Mickey Burns and Honest Jim Plunkett were in Burns’s humble office with the door closed. Burns had sent everyone out. Papers were scattered everywhere. Half-empty cups of coffee sat forgotten around the room. More than one whiskey bottle jutted out of the wastepaper basket. The window was open to the street and the sun was streaming in, along with the voices of the crowd waiting outside, all of them having come from every part of the city to say the same thing.

That there were men fighting for the Republicans, men who were unafraid to kill police officers or sheriff’s deputies, men who were remorseless and fearless and dispassionately competent, and that the worst of them all was a tall man, dressed like a dandy, with golden eyes and hair so blond it was almost white.
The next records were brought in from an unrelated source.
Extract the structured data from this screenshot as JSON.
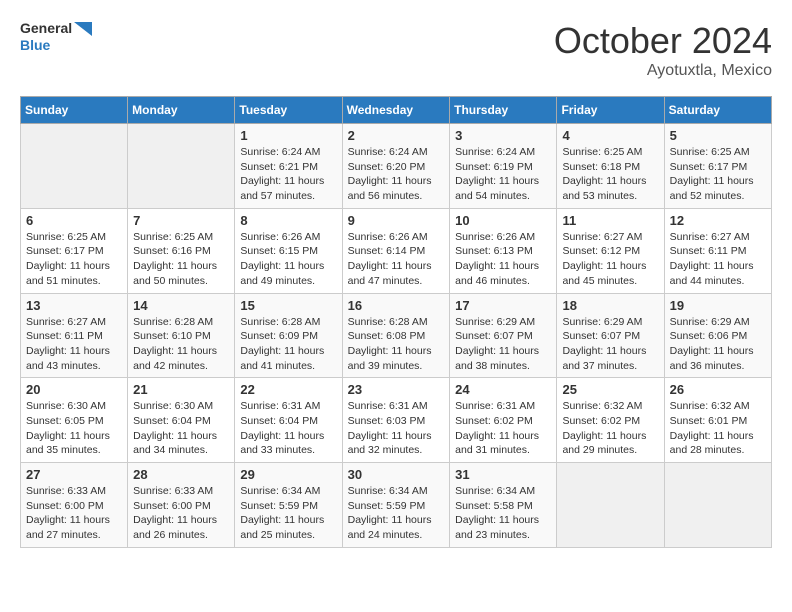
{
  "header": {
    "logo_line1": "General",
    "logo_line2": "Blue",
    "month": "October 2024",
    "location": "Ayotuxtla, Mexico"
  },
  "days_of_week": [
    "Sunday",
    "Monday",
    "Tuesday",
    "Wednesday",
    "Thursday",
    "Friday",
    "Saturday"
  ],
  "weeks": [
    [
      {
        "day": "",
        "empty": true
      },
      {
        "day": "",
        "empty": true
      },
      {
        "day": "1",
        "sunrise": "Sunrise: 6:24 AM",
        "sunset": "Sunset: 6:21 PM",
        "daylight": "Daylight: 11 hours and 57 minutes."
      },
      {
        "day": "2",
        "sunrise": "Sunrise: 6:24 AM",
        "sunset": "Sunset: 6:20 PM",
        "daylight": "Daylight: 11 hours and 56 minutes."
      },
      {
        "day": "3",
        "sunrise": "Sunrise: 6:24 AM",
        "sunset": "Sunset: 6:19 PM",
        "daylight": "Daylight: 11 hours and 54 minutes."
      },
      {
        "day": "4",
        "sunrise": "Sunrise: 6:25 AM",
        "sunset": "Sunset: 6:18 PM",
        "daylight": "Daylight: 11 hours and 53 minutes."
      },
      {
        "day": "5",
        "sunrise": "Sunrise: 6:25 AM",
        "sunset": "Sunset: 6:17 PM",
        "daylight": "Daylight: 11 hours and 52 minutes."
      }
    ],
    [
      {
        "day": "6",
        "sunrise": "Sunrise: 6:25 AM",
        "sunset": "Sunset: 6:17 PM",
        "daylight": "Daylight: 11 hours and 51 minutes."
      },
      {
        "day": "7",
        "sunrise": "Sunrise: 6:25 AM",
        "sunset": "Sunset: 6:16 PM",
        "daylight": "Daylight: 11 hours and 50 minutes."
      },
      {
        "day": "8",
        "sunrise": "Sunrise: 6:26 AM",
        "sunset": "Sunset: 6:15 PM",
        "daylight": "Daylight: 11 hours and 49 minutes."
      },
      {
        "day": "9",
        "sunrise": "Sunrise: 6:26 AM",
        "sunset": "Sunset: 6:14 PM",
        "daylight": "Daylight: 11 hours and 47 minutes."
      },
      {
        "day": "10",
        "sunrise": "Sunrise: 6:26 AM",
        "sunset": "Sunset: 6:13 PM",
        "daylight": "Daylight: 11 hours and 46 minutes."
      },
      {
        "day": "11",
        "sunrise": "Sunrise: 6:27 AM",
        "sunset": "Sunset: 6:12 PM",
        "daylight": "Daylight: 11 hours and 45 minutes."
      },
      {
        "day": "12",
        "sunrise": "Sunrise: 6:27 AM",
        "sunset": "Sunset: 6:11 PM",
        "daylight": "Daylight: 11 hours and 44 minutes."
      }
    ],
    [
      {
        "day": "13",
        "sunrise": "Sunrise: 6:27 AM",
        "sunset": "Sunset: 6:11 PM",
        "daylight": "Daylight: 11 hours and 43 minutes."
      },
      {
        "day": "14",
        "sunrise": "Sunrise: 6:28 AM",
        "sunset": "Sunset: 6:10 PM",
        "daylight": "Daylight: 11 hours and 42 minutes."
      },
      {
        "day": "15",
        "sunrise": "Sunrise: 6:28 AM",
        "sunset": "Sunset: 6:09 PM",
        "daylight": "Daylight: 11 hours and 41 minutes."
      },
      {
        "day": "16",
        "sunrise": "Sunrise: 6:28 AM",
        "sunset": "Sunset: 6:08 PM",
        "daylight": "Daylight: 11 hours and 39 minutes."
      },
      {
        "day": "17",
        "sunrise": "Sunrise: 6:29 AM",
        "sunset": "Sunset: 6:07 PM",
        "daylight": "Daylight: 11 hours and 38 minutes."
      },
      {
        "day": "18",
        "sunrise": "Sunrise: 6:29 AM",
        "sunset": "Sunset: 6:07 PM",
        "daylight": "Daylight: 11 hours and 37 minutes."
      },
      {
        "day": "19",
        "sunrise": "Sunrise: 6:29 AM",
        "sunset": "Sunset: 6:06 PM",
        "daylight": "Daylight: 11 hours and 36 minutes."
      }
    ],
    [
      {
        "day": "20",
        "sunrise": "Sunrise: 6:30 AM",
        "sunset": "Sunset: 6:05 PM",
        "daylight": "Daylight: 11 hours and 35 minutes."
      },
      {
        "day": "21",
        "sunrise": "Sunrise: 6:30 AM",
        "sunset": "Sunset: 6:04 PM",
        "daylight": "Daylight: 11 hours and 34 minutes."
      },
      {
        "day": "22",
        "sunrise": "Sunrise: 6:31 AM",
        "sunset": "Sunset: 6:04 PM",
        "daylight": "Daylight: 11 hours and 33 minutes."
      },
      {
        "day": "23",
        "sunrise": "Sunrise: 6:31 AM",
        "sunset": "Sunset: 6:03 PM",
        "daylight": "Daylight: 11 hours and 32 minutes."
      },
      {
        "day": "24",
        "sunrise": "Sunrise: 6:31 AM",
        "sunset": "Sunset: 6:02 PM",
        "daylight": "Daylight: 11 hours and 31 minutes."
      },
      {
        "day": "25",
        "sunrise": "Sunrise: 6:32 AM",
        "sunset": "Sunset: 6:02 PM",
        "daylight": "Daylight: 11 hours and 29 minutes."
      },
      {
        "day": "26",
        "sunrise": "Sunrise: 6:32 AM",
        "sunset": "Sunset: 6:01 PM",
        "daylight": "Daylight: 11 hours and 28 minutes."
      }
    ],
    [
      {
        "day": "27",
        "sunrise": "Sunrise: 6:33 AM",
        "sunset": "Sunset: 6:00 PM",
        "daylight": "Daylight: 11 hours and 27 minutes."
      },
      {
        "day": "28",
        "sunrise": "Sunrise: 6:33 AM",
        "sunset": "Sunset: 6:00 PM",
        "daylight": "Daylight: 11 hours and 26 minutes."
      },
      {
        "day": "29",
        "sunrise": "Sunrise: 6:34 AM",
        "sunset": "Sunset: 5:59 PM",
        "daylight": "Daylight: 11 hours and 25 minutes."
      },
      {
        "day": "30",
        "sunrise": "Sunrise: 6:34 AM",
        "sunset": "Sunset: 5:59 PM",
        "daylight": "Daylight: 11 hours and 24 minutes."
      },
      {
        "day": "31",
        "sunrise": "Sunrise: 6:34 AM",
        "sunset": "Sunset: 5:58 PM",
        "daylight": "Daylight: 11 hours and 23 minutes."
      },
      {
        "day": "",
        "empty": true
      },
      {
        "day": "",
        "empty": true
      }
    ]
  ]
}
“It’s dangerous out there,” Burns said.

“Politics ain’t beanbag,” Honest Jim said.

“Perhaps we ought not to send the repeaters out,” Burns said.

“Not send the repeaters out?” Honest Jim shouted.

“Keep your voice down,” Burns said.

“Have you lost your mind, Mickey?”

“I don’t want any more of our boys hurt,” Burns said. “Christ knows there’s been enough already.”

“You’re going to let Noah Ross push us around?”

“Jim, we’ve got them licked anyhow. We must have them beat two to one in this thing, fair and square.”

“Who’s to say?” Honest Jim said. “Who’s to say the count’ll go our way if we get muscled out?”

“I didn’t say we should leave the count to them, did I?” Burns said. “I’m talking about the repeaters.”

“I thought you were a fighter,” Honest Jim cried. “And yet you’re standing here telling me you’re going to let them take away our rights.”

“Jim, for the love of all that’s holy. We don’t have the right to repeaters. They’re repeaters. Remember?”

“Don’t give me lawyer talk,” Honest Jim said. “It’s war out there, and I ain’t going to leave it to chance. Now you stick with me here, Burns. I need you out there talking to your ward. I ain’t a man to threaten a friend and you’re an important man to the party. But I’m the chief and I’m telling you now how things are going to be. You’ve got to get out there and do your job when your party needs you. And the party needs those repeaters out there.”